Fuel rationing caused Australians to change their methods of transport.

{35} When the proposal to cut taxi allowances from 100 gallons to 22 gallons per week became public knowledge in September 1941 the rigors of petrol rationing really hit home

{36} The reasons for the unpopularity of gas producers were obvious. They were inconvenient, they were cumbersome, they were not particularly efficient, and their weight increased wear on tyres (which were in short supply). As well, refuelling with charcoal was a dirty process. No amount of attractive propaganda could overcome these intrinsic shortcomings

{37} Attempting better management of petrol supplies the government proposed the “pooling” of petrol under its control as pooling would enable more efficient use of the storage owned by the various oil companies

{38} Victory over Japan raised expectations that rationing would be promptly abolished, but such hopes were in vain.

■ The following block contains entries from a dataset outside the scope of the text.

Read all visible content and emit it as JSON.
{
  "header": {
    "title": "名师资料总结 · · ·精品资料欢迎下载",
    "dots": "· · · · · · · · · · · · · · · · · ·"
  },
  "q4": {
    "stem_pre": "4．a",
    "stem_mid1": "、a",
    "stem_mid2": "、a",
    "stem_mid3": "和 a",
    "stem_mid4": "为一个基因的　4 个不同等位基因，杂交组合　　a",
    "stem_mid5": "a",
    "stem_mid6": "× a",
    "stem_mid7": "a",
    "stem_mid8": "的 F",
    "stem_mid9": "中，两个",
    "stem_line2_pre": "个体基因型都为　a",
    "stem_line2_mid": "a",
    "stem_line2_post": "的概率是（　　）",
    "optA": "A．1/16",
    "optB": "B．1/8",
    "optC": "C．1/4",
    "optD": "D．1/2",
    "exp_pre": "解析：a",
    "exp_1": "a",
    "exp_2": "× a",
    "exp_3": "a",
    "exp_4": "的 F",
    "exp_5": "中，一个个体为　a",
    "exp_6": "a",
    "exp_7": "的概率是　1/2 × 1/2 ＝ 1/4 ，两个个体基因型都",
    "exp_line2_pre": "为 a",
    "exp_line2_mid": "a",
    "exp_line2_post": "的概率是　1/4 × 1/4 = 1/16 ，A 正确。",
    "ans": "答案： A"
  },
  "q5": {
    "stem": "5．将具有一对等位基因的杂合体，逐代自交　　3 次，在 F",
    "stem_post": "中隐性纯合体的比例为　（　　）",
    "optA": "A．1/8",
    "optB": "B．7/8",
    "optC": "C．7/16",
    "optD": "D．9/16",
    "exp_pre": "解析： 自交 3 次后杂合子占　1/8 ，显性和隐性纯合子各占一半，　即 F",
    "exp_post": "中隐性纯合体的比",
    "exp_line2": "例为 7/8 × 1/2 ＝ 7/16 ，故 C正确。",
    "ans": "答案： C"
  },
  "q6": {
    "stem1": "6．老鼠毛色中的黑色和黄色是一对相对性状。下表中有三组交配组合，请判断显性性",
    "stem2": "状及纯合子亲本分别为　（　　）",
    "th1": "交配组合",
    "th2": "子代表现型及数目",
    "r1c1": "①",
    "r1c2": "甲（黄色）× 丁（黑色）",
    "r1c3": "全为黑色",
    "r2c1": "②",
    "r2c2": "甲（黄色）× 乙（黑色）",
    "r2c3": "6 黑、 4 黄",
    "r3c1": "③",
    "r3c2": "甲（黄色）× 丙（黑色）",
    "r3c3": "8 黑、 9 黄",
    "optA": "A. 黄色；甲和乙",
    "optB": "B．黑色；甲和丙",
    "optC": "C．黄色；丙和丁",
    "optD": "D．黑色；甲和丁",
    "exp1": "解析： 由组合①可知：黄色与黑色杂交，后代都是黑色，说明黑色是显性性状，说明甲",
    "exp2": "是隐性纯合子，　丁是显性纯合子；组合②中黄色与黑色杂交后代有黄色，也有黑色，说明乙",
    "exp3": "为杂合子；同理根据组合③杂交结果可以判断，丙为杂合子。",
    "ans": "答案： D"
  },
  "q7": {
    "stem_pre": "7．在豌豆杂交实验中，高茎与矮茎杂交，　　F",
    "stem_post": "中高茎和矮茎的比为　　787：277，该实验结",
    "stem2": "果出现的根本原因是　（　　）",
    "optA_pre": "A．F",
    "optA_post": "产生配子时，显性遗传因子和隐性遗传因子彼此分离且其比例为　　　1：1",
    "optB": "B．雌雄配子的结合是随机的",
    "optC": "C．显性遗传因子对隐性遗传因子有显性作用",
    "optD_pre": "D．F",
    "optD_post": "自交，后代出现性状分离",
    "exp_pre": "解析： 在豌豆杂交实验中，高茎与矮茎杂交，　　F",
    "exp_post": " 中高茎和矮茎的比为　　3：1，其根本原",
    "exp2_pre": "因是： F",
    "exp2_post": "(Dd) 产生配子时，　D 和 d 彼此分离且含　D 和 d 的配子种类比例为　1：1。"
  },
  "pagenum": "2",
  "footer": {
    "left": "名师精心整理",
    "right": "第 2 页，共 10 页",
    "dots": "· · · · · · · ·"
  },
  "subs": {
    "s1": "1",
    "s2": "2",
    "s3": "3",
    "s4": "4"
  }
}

Fundamental problems remained. Australia still obtained the bulk of petrol supplies from dollar areas and Britain still expected Australia to limit petrol usage to save dollars to help reduce Britain’s outstanding dollar debt

{39} The British Government continued to urge Australian authorities to save petrol even though the Australian motorists’ ration was 50 per cent less than private motorists received in the United Kingdom and New Zealand

{40} While the Australian Government was prepared to go along with the United Kingdom regarding petrol restrictions, entrepreneurs were not, and the government’s authority to extend the Defence (Transitional Provisions) Act, which provided the power to keep rationing in force, was challenged in the High Court in Wagner v Gall

{41} Chaos followed. People hoarded, and petrol supplies became so scarce that primary production was seriously hindered; businesses were at a standstill, and industries were disrupted.